足首やかかとの違和感を放置していませんか?
僕参とは?
【僕参(ぼくしん)】は、足の太陽膀胱経に属するツボで、膀胱経の第61穴にあたります。膀胱経は体の後面を通り、筋肉の緊張、血流や循環、自律神経の働きなどに関係する重要な経絡です。
- 僕参の「僕」は、しもべ(仕える人)を意味します
- 僕参の「参」は、まみえる、ひざまずくことを意味します
昔、目上の人にひざまずいて拝礼する際、このツボがある「かかと」が地面に接したことから名付けられました。
僕参は、かかとの外側寄り、外くるぶしの下方に位置し、東洋医学では「足の安定性を高める」「下半身の緊張をゆるめる」ポイントとされています。そのため、かかとの痛みや違和感、足の疲労感、歩行時の不安定さなどに対して用いられることがあります。
特に、「足の接地やバランスの乱れが負担になっている状態」に適したツボです。
僕参の探し方
僕参はこんなお悩みに
僕参は、次のようなお悩みに用いられることがあります。
- かかとの痛み: 歩行時やかかとを着いた時の鋭い痛み、重だるさを緩和します。
- 足首の不安定感: 関節を安定させ、捻挫の予防や足元のフラつきを改善します。
- 膝の脱力感: 足に力が入りにくい時や、膝の「ガクガク」する感じをサポートします。
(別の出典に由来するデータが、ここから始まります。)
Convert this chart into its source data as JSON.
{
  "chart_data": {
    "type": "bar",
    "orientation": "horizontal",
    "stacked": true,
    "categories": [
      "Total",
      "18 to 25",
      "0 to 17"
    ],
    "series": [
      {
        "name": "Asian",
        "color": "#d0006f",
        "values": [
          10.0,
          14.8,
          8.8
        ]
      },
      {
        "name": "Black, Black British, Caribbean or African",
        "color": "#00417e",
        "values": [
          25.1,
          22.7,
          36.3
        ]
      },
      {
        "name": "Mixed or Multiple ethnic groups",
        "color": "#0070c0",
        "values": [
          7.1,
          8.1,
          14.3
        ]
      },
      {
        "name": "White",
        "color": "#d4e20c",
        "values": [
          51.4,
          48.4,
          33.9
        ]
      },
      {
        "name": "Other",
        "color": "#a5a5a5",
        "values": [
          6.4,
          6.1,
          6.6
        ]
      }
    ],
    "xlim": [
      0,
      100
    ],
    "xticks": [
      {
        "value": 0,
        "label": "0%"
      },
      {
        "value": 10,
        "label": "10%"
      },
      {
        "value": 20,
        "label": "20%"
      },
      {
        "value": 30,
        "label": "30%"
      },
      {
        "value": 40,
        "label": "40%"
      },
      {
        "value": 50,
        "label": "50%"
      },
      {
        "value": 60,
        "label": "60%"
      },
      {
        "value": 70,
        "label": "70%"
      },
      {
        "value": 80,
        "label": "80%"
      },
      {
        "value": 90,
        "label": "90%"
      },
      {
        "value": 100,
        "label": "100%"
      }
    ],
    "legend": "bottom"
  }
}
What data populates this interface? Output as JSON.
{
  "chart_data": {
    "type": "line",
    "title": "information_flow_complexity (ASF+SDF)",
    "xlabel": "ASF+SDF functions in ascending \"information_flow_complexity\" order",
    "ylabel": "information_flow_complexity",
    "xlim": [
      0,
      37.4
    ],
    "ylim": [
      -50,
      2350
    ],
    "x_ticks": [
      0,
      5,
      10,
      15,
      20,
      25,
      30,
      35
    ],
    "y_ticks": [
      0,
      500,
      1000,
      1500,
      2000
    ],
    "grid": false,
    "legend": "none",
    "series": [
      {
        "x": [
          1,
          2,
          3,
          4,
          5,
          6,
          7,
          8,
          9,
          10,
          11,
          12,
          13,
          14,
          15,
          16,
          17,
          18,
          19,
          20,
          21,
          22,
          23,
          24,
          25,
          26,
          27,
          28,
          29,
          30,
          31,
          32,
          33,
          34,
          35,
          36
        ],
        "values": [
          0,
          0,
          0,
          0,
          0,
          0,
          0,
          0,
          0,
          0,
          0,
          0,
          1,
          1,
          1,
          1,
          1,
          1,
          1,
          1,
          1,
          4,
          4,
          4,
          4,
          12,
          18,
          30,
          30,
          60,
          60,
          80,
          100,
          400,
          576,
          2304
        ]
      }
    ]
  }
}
- 慢性腰痛: 背中から足裏まで続く膀胱経の緊張を解き、腰の負担を軽減します。
- めまい・のぼせ: 上半身に偏った熱や気を足元へ引き下げ、精神を落ち着かせます。
そのほか、足の裏の疲れ、だるさ、立ち仕事後の足の重さ、運動後の足の疲労などにも使用されることがあります。
特に、「足元の負担が蓄積している状態」に適しています。
*強い炎症(足底筋膜炎の急性期など)がある場合は無理に刺激せず、医療機関へご相談ください。
僕参のセルフケア方法
骨のキワにあるため、“骨を直接叩かず、周囲の組織をじっくり緩める”のがコツです
おすすめのケア方法は次のとおりです。
- 火を使うお灸
- 火を使わないお灸
- パイオネックス(置き鍼)
- ツボ押し
(注意点)
- 火を使うお灸:「足元が冷えて重だるい時や、腰痛が慢性化している時」に非常に有効です。心地よい熱さを感じる程度に据えましょう。かかとが温まると、全身の血流が改善され、頭までスッキリするのを感じられます
- 火を使わないお灸:朝の歩き出しにかかとが痛む時や、足元が冷え切っている時に最適です。ここに「太陽」を貼って温めることで、かかとのクッション性が高まり、歩行時の衝撃が軽減されます(3時間以上は貼らないこと)
- パイオネックス(置き鍼):立ち仕事が多い方は、あらかじめ貼っておくことで、かかとにかかる持続的な負担を和らげ、夕方の疲れを最小限に抑えてくれます(1日以上貼らないこと)
- ツボ押し:床に座って膝を立て、片方の親指をツボに当てます。残りの指でかかとを包むように固定し、息を吐きながら3〜5秒かけてゆっくり深く押し込みます。押したまま足首を左右に小さく振ると、かかとの骨に癒着した筋肉がはがれ、足首の可動域が広がります
*かかとの骨のすぐそばです。強く叩いたり、尖ったもので刺激したりすると炎症を起こす可能性があるため、心地よい圧を心がけてください
セルフケアで変化が感じられない時は
かかとや足の不調は、足裏のアーチの崩れ、歩き方や姿勢のクセ、ふくらはぎの緊張、全身のバランスの乱れなどが関係しています。
また、かかとを地面に着けられないほどの激痛がある場合や、腫れがひどい場合は、腱炎や骨のトラブル(骨棘など)の可能性があります。
自分でケアしてもかかとの痛みや足の不安定感が改善しない、と感じる時は、無理をせず整形外科や鍼灸師に相談しましょう。
そのほか、クッション性のある靴を選ぶ、長時間の立ちっぱなしを避ける、足裏のストレッチを行う、入浴でしっかり温めるといった日常の見直しも重要です。
鍼灸の施術では、手足や首・肩・腰などのツボを使用し、全身調整を行います。
それによって、僕参の持つ「大地を支え、活力を引き出す力」が最大限に引き出されるでしょう。